Wprawdzie Przedpełski nie może zaliczyć obecnego sezonu do udanych (średnia biegowa 1,394 w PGE Ekstralidze), to jednak na własnym obiekcie powinien pokusić się o dobry wynik. Zwłaszcza że do momentu odniesienia kontuzji nogi w meczu ligi angielskiej w połowie lipca, dyspozycja 22-latka uległa znacznej poprawie w porównaniu do początku sezonu, gdy na moment stracił nawet miejsce w składzie Get Well Toruń.
Przedpełski debiutował w cyklu w 2014 roku na Motoarenie, jadąc jako rezerwowy w miejsce kontuzjowanego Michaela Jepsena Jensena. W trzech wyścigach zdobył 4 punkty, wygrywając od razu pierwszy z nich. Rok później był już wyznaczony do startu z dziką kartą, ale na przeszkodzie stanęła kontuzja ręki, której doznał na kilka dni przed turniejem. Pełnoprawny debiut nastąpił więc dopiero w 2016 roku. W domowych zawodach zajął 9. miejsce z dorobkiem 8 punktów.
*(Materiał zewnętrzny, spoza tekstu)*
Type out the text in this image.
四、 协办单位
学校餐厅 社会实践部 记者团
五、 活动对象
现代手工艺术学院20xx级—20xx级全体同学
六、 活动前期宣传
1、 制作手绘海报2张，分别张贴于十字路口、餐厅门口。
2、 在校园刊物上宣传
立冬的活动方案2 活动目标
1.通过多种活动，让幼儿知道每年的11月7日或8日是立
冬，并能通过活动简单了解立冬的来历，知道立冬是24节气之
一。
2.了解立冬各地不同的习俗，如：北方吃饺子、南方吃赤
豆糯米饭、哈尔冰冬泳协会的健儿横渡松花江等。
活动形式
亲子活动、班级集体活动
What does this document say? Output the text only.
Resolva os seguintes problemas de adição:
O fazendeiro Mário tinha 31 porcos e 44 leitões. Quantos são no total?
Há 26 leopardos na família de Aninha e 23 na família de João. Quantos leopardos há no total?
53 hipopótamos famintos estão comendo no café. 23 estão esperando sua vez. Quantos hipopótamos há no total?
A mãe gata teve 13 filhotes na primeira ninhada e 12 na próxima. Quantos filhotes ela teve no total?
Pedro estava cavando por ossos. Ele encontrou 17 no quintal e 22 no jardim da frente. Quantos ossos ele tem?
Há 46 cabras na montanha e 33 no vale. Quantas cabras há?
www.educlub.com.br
7 października w Toruniu rezerwę toru stanowić będą Bartosz Smektała (numer 17) i Igor Kopeć-Sobczyński (numer 18), dla których to pierwsze takie wyróżnienie w karierze. Ich wybór także jednak wydaje się uzasadniony.
Kopeć-Sobczyński to wychowanek i zawodnik toruńskiego klubu. Smektała z kolei notuje znakomity rok z wieloma sukcesami na koncie. Leszczynianin zdobył z kadrą seniorów (był rezerwowym) Drużynowy Puchar Świata, a z reprezentacją juniorów złoty medal DMŚJ. 19-latek jest ponadto triumfatorem finału MIMP i Brązowego Kasku. Smektała na październikowy weekend do Torunia może też przyjechać jako złoty medalista IMŚJ. Przed ostatnimi zawodami w Pardubicach (29 września) jest wiceliderem klasyfikacji.
Sędzią ostatniej europejskiej rundy Grand Prix w tym roku będzie Szwed Krister Gardell.